10. The contention of the Revenue that writing off bad debts of Rs.5.12

crores in one assessment year would result in distortion of the profit and

loss accounts of the year in question, is an attractive contention. But in the

present case we are not inclined to examine the same. We may record here

that the there have been several instances where Revenue has disallowed

warranty claims on the ground that it was merely presumptive and

unascertained liability and could be only allowed when the claim was

actually made. However, in view of the decision of the courts, warranty

claims are now allowed if made on scientific and on rational basis/data. As

noticed, the income returned in the year in question was at loss and the

income assessed by the Assessing Officer is at a loss of more than Rs.7.94

crores. Writing off of bad debts would result in increase in the loss figure.

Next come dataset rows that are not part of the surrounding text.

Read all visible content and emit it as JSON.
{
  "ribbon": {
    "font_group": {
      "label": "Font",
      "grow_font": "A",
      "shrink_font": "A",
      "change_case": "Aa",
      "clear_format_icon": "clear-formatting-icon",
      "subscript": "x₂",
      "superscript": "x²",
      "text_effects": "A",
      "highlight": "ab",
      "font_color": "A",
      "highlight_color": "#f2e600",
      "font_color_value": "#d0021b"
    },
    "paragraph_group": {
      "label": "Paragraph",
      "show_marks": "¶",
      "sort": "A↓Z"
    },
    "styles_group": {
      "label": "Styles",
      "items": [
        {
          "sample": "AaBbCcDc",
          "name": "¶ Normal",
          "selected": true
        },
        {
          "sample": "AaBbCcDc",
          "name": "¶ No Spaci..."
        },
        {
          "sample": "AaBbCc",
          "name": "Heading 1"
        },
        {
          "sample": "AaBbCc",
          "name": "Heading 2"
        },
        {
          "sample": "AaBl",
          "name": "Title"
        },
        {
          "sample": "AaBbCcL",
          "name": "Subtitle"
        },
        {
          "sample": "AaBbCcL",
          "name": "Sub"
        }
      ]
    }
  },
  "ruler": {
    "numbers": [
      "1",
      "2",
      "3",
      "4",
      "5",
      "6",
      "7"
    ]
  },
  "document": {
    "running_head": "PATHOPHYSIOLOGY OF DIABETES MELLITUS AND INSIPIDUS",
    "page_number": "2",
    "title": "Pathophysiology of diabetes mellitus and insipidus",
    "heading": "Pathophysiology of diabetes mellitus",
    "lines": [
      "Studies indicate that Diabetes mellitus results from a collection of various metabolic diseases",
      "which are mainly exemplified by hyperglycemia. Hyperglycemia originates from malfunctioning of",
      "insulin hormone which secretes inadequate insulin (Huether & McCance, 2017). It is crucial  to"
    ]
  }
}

There is no evidence or material on record to show that the there was

deliberate attempt by the assessee to delay writing off the bad debts in the

earlier assessment years, which has resulted in understatement of income or

short recovery of tax. The Assessing Officer on the contrary had recorded

that the assesee was unable to establish/show the efforts made to recover

the amounts. We do not have before us and the Assessing Officer has not

referred to the income returned by the assessee in the earlier assessment

years or in the subsequent years. In a given case, if we have full facts and

necessary details, we may examine the aforesaid contention, but in absence

of factual details, we do not think that the said aspect should be examined

in vacuum. We may only note that the learned counsel for the assessee has

stated that in most of the earlier years, the assessee had shown taxable

income and if bad debts were written off in the said years, it would have

resulted in lower taxation or nil taxation.

10. With the aforesaid observation, we answer the aforesaid two

questions of law in affirmative i.e. in favour of the assessee and against the

Revenue. The appeal is disposed of without any order as to costs.